Pemilik nama lengkap Emir Mahira Salim ini merupakan aktor kelahiran 19 Desember 1997. Ia merupakan putra dari pasangan Herry Budiazhari Salim yang memiliki garis keturunan Minang dan Trien B. Salim.

Saat usia remaja, Emir beberapa kali berpindah ke negara tetangga mengikuti penugasan sang ayah. Ia sempat bersekolah di SMP Labschool Kebayoran sebelum melanjutkan pendidikan di Singapore International School saat keluarganya pindah ke Singapura. 

Setelah lulus SMP, Emir kembali mengikuti kepindahan sang ayah ke Malaysia dan menyelesaikan pendidikan SMA di Kuala Lumpur International School. Usai lulus, ia melanjutkan pendidikan tinggi di UBC Sauder School of Business.

Perjalanan Karier

Emir Mahira mengawali karier di dunia seni peran lewat film Garuda di Dadaku pada 2009. Debut tersebut menjadi awal perjalanan kariernya di industri perfilman Tanah Air.

Namanya semakin dikenal setelah membintangi film Rumah Tanpa Jendela (2011).

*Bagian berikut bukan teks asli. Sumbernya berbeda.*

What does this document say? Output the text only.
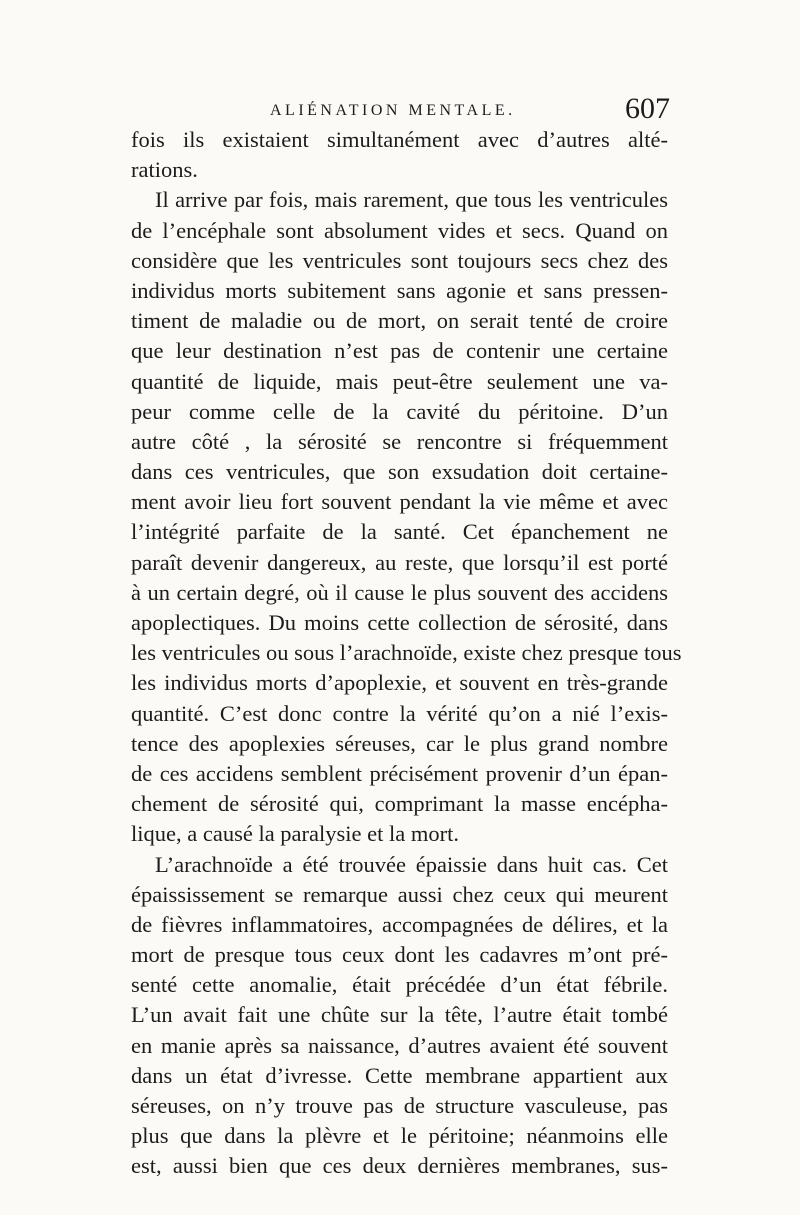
ALIÉNATION MENTALE.	607
fois ils existaient simultanément avec d’autres alté-
rations.
Il arrive par fois, mais rarement, que tous les ventricules
de l’encéphale sont absolument vides et secs. Quand on
considère que les ventricules sont toujours secs chez des
individus morts subitement sans agonie et sans pressen-
timent de maladie ou de mort, on serait tenté de croire
que leur destination n’est pas de contenir une certaine
quantité de liquide, mais peut-être seulement une va-
peur comme celle de la cavité du péritoine. D’un
autre côté , la sérosité se rencontre si fréquemment
dans ces ventricules, que son exsudation doit certaine-
ment avoir lieu fort souvent pendant la vie même et avec
l’intégrité parfaite de la santé. Cet épanchement ne
paraît devenir dangereux, au reste, que lorsqu’il est porté
à un certain degré, où il cause le plus souvent des accidens
apoplectiques. Du moins cette collection de sérosité, dans
les ventricules ou sous l’arachnoïde, existe chez presque tous
les individus morts d’apoplexie, et souvent en très-grande
quantité. C’est donc contre la vérité qu’on a nié l’exis-
tence des apoplexies séreuses, car le plus grand nombre
de ces accidens semblent précisément provenir d’un épan-
chement de sérosité qui, comprimant la masse encépha-
lique, a causé la paralysie et la mort.
L’arachnoïde a été trouvée épaissie dans huit cas. Cet
épaississement se remarque aussi chez ceux qui meurent
de fièvres inflammatoires, accompagnées de délires, et la
mort de presque tous ceux dont les cadavres m’ont pré-
senté cette anomalie, était précédée d’un état fébrile.
L’un avait fait une chûte sur la tête, l’autre était tombé
en manie après sa naissance, d’autres avaient été souvent
dans un état d’ivresse. Cette membrane appartient aux
séreuses, on n’y trouve pas de structure vasculeuse, pas
plus que dans la plèvre et le péritoine; néanmoins elle
est, aussi bien que ces deux dernières membranes, sus-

Lewat perannya sebagai Aldo, Emir berhasil meraih penghargaan Aktor Terbaik di Festival Film Indonesia (FFI) 2011, mengungguli empat aktor senior. 

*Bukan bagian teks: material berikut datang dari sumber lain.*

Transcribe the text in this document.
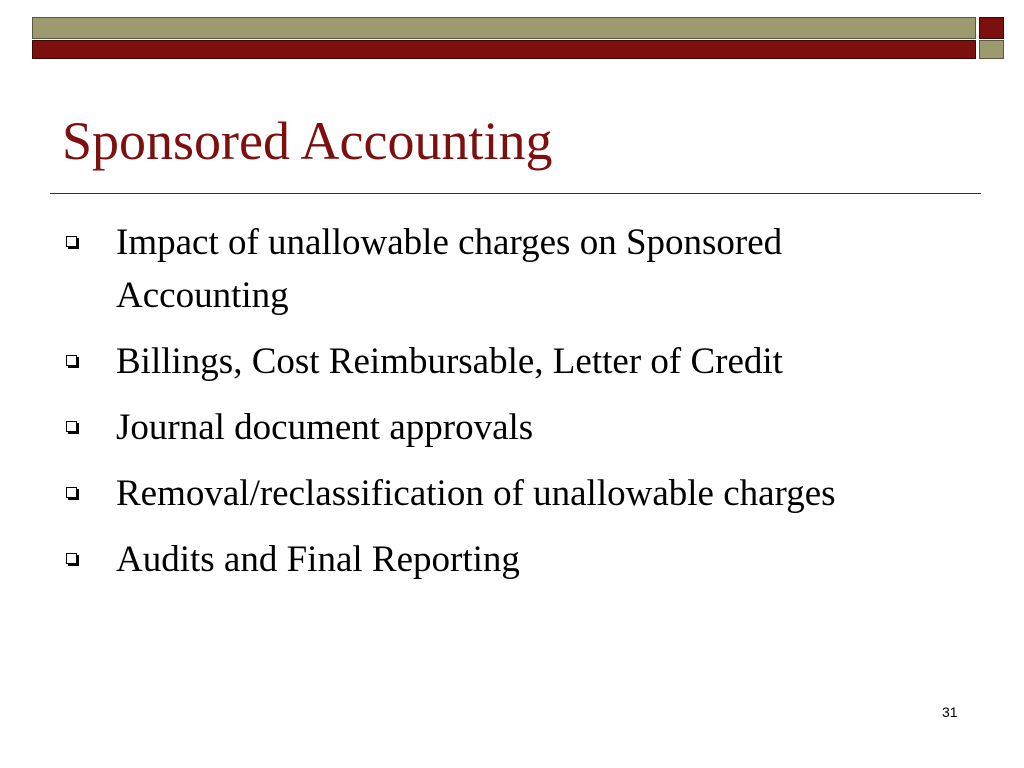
Sponsored Accounting
Impact of unallowable charges on Sponsored Accounting
Billings, Cost Reimbursable, Letter of Credit
Journal document approvals
Removal/reclassification of unallowable charges
Audits and Final Reporting
31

Penampilannya dalam film tersebut juga membawanya meraih penghargaan Best Performance di The Isfahan International Film Festival of Children and Young Adults di Teheran, Iran.

Setelah cukup aktif bermain film, Emir sempat vakum dari dunia akting sejak 2014. Ia kemudian kembali ke layar pada 2021 melalui proses produksi serial web Indonesia Biner, yang tayang pada 2022.

Sejak comeback, Emir kembali aktif membintangi berbagai film, seperti Kalian Pantas Mati (2022), Dear David dan Onde Mande! (2023), Janji Darah (2024), hingga sejumlah film pada 2025, seperti Pengantin Setan, Pengepungan di Bukit Duri, Tenung by Risa Saraswati & Dimasta, serta Assalamualaikum Beijing 2: Lost in Ningxia.

Pada 2026, ia kembali menyapa pecinta layar lebar lewat sejumlah judul film seperti Kupilih Jalur Langit, Garuda di Dadaku versi terbaru, dan Kado untuk Ibu.

Baca Juga: Berkenalan dengan Fuad Idris dan Jejak Karier Sang Aktor Senior

Selain film, Emir juga cukup aktif membintangi sejumlah judul serial drama seperti Keluarga Garuda di Dadaku, Switchover, YOLO! (tidak dikreditkan), serta miniseri The Aces, Happy Birth-Die, hingga The One sebagai Bara.

Sepanjang kariernya, Emir Mahira telah menerima berbagai penghargaan dan nominasi atas kemampuan aktingnya. Pada 2009, ia masuk nominasi Pemeran Utama Pria Terbaik di Festival Film Indonesia (FFI) serta Pemeran Anak-Anak Terbaik di Indonesian Movie Awards berkat perannya dalam Garuda di Dadaku.

Prestasi terbesar Emir datang pada 2011 ketika ia meraih penghargaan Best Performance di The Isfahan International Film Festival of Children and Young Adults di Teheran, Iran melalui film Rumah Tanpa Jendela. Lewat film yang sama, ia juga berhasil membawa pulang penghargaan Pemeran Utama Pria Terbaik di Festival Film Indonesia 2011.

Pada 2012, Emir kembali memperoleh nominasi Pemeran Anak-Anak Terbaik di Indonesian Movie Awards dan Pemeran Utama Pria Terbaik di Festival Film Indonesia berkat aktingnya dalam Garuda di Dadaku 2. Setelah kembali aktif berakting, ia kembali mendapat apresiasi dengan masuk nominasi Pemeran Utama Pria Terpuji Serial Web di Festival Film Bandung 2024 melalui serial Happy Birth-Die.